1. Boston Herald blogs: Boston Herald blogger Dave Wedge had an interesting point heading into the debates. As he wrote, the interest before, and heading into, the debate centered not just on who would be better, but who would be worse. Who would show their ineptitude more. Who would look more clueless on the national stage. There was plenty of skepticism floating around both of these candidates, whether it be based on Palin's perceived inexperience or Biden's statements that he might not even be the best man for the job. With that in mind, it can be easy to see why viewers were anticipating a meltdown on primetime TV.
2. WCVB TV: This site commented not on how the candidates looked, spoke, or presented themselves, but on what Biden and Palin said. In particular, it highlighted the factual missteps both took, from Palin criticizing Biden's voting record concerning taxes, to Biden's crying foul about McCain's plan to lower taxes on oil companies, and pointed out how they're wrong. While many viewers judge a debate on how the sides looked, it's important to look at the substance as well, which "The Boston Channel" did.
3. And just like there were sites pointing out the factual flaws for both candidates, there were some Boston blogs pointing out the mistakes for one side, as the Ace of Spades HQ did for Joe Biden.
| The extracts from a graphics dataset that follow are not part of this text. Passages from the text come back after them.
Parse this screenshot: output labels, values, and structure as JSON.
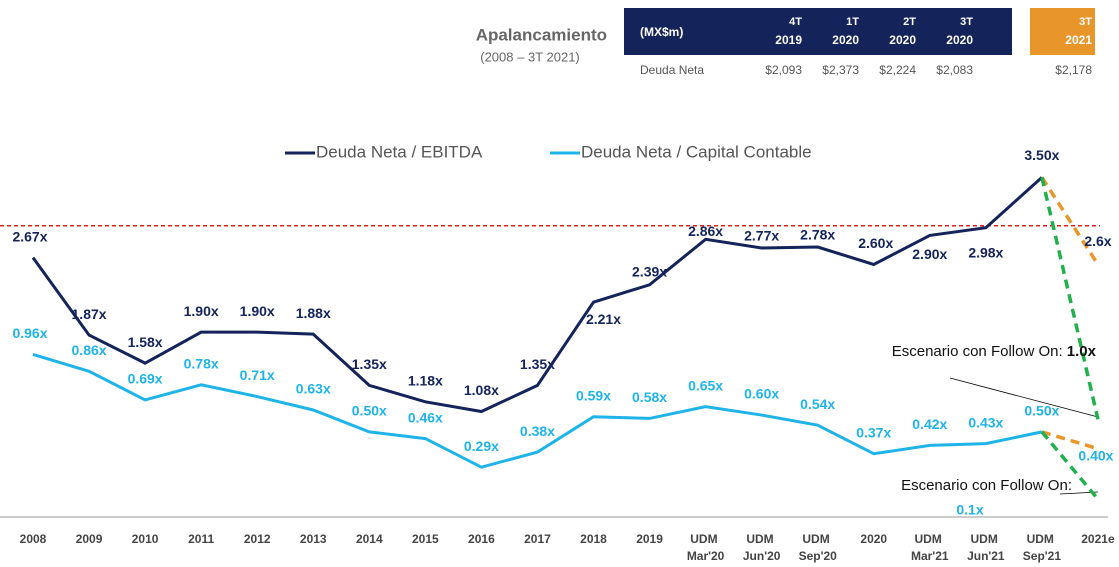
{
  "header": {
    "title": "Apalancamiento",
    "subtitle": "(2008 – 3T 2021)"
  },
  "table": {
    "corner": "(MX$m)",
    "columns": [
      {
        "q": "4T",
        "year": "2019",
        "color": "#14235a"
      },
      {
        "q": "1T",
        "year": "2020",
        "color": "#14235a"
      },
      {
        "q": "2T",
        "year": "2020",
        "color": "#14235a"
      },
      {
        "q": "3T",
        "year": "2020",
        "color": "#14235a"
      },
      {
        "q": "3T",
        "year": "2021",
        "color": "#e8962a"
      }
    ],
    "rows": [
      {
        "label": "Deuda Neta",
        "values": [
          "$2,093",
          "$2,373",
          "$2,224",
          "$2,083",
          "$2,178"
        ]
      }
    ]
  },
  "chart_data": {
    "type": "line",
    "categories": [
      "2008",
      "2009",
      "2010",
      "2011",
      "2012",
      "2013",
      "2014",
      "2015",
      "2016",
      "2017",
      "2018",
      "2019",
      "UDM Mar'20",
      "UDM Jun'20",
      "UDM Sep'20",
      "2020",
      "UDM Mar'21",
      "UDM Jun'21",
      "UDM Sep'21",
      "2021e"
    ],
    "ylim": [
      0,
      4
    ],
    "y2lim": [
      0,
      2.3
    ],
    "legend": "top",
    "reference_line": {
      "value": 3,
      "color": "#e02020"
    },
    "series": [
      {
        "name": "Deuda Neta / EBITDA",
        "color": "#14235a",
        "axis": "y",
        "values": [
          2.67,
          1.87,
          1.58,
          1.9,
          1.9,
          1.88,
          1.35,
          1.18,
          1.08,
          1.35,
          2.21,
          2.39,
          2.86,
          2.77,
          2.78,
          2.6,
          2.9,
          2.98,
          3.5,
          null
        ],
        "value_labels": [
          "2.67x",
          "1.87x",
          "1.58x",
          "1.90x",
          "1.90x",
          "1.88x",
          "1.35x",
          "1.18x",
          "1.08x",
          "1.35x",
          "2.21x",
          "2.39x",
          "2.86x",
          "2.77x",
          "2.78x",
          "2.60x",
          "2.90x",
          "2.98x",
          "3.50x",
          null
        ]
      },
      {
        "name": "Deuda Neta / Capital Contable",
        "color": "#1fb4e8",
        "axis": "y2",
        "values": [
          0.96,
          0.86,
          0.69,
          0.78,
          0.71,
          0.63,
          0.5,
          0.46,
          0.29,
          0.38,
          0.59,
          0.58,
          0.65,
          0.6,
          0.54,
          0.37,
          0.42,
          0.43,
          0.5,
          null
        ],
        "value_labels": [
          "0.96x",
          "0.86x",
          "0.69x",
          "0.78x",
          "0.71x",
          "0.63x",
          "0.50x",
          "0.46x",
          "0.29x",
          "0.38x",
          "0.59x",
          "0.58x",
          "0.65x",
          "0.60x",
          "0.54x",
          "0.37x",
          "0.42x",
          "0.43x",
          "0.50x",
          null
        ]
      }
    ],
    "projections": [
      {
        "series": 0,
        "value": 2.6,
        "label": "2.6x",
        "color": "#e8962a"
      },
      {
        "series": 0,
        "value": 1.0,
        "label": "1.0x",
        "color": "#22b04b",
        "annotation": "Escenario con Follow On:"
      },
      {
        "series": 1,
        "value": 0.4,
        "label": "0.40x",
        "color": "#e8962a"
      },
      {
        "series": 1,
        "value": 0.1,
        "label": "0.1x",
        "color": "#22b04b",
        "annotation": "Escenario con Follow On:"
      }
    ]
  }
}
It goes to show that some Boston blogs are focusing on one candidate, while others (like the one in #2, above) weigh both sides to the showdown. Or maybe Joe Biden was just the only one who made a mistake.
4. Michael Paulson's "Articles of Faith" blog put the emphasis on, well, faith. As in how often it was mentioned during the debate, and as he wrote, it was mentioned notably not by quantity, but by quality. He argues that faith worked itself into several key topics that Biden and Palin debated on, including the conflict in Israel, Shia extremists and the religious question surrounding same-sex marriages. Paulson's point is interesting, and it seems fitting that we have a national debate containing religious issues after a presidency that was apparently arranged by the man upstairs.
5. Boston.com: This site provided interesting information about how big the debate was from a television angle. According to the blog article, the debate drew more than 70 million viewers, a larger figure than the turnout for the McCain-Obama clash from Sept. 26. There are many reasons there would be such an interest in the vice-presidential debate, one of which being Palin's recent unflattering involvement in news and culture, as the blog post said:
When John McCain and Barack Obama met in their first debate on Sept. 26, Nielsen recorded 52.4 million viewers. They will have two more debates, the first of them next Tuesday. Palin has been a television star since joining the GOP ticket a month ago. The curiosity factor undoubtedly brought in viewers this week after Palin raised doubts about her readiness for the job with some wobbly TV interviews.
The country's interest in the vice-presidential candidates has grown, but Boston.com just showed by exactly how much it has.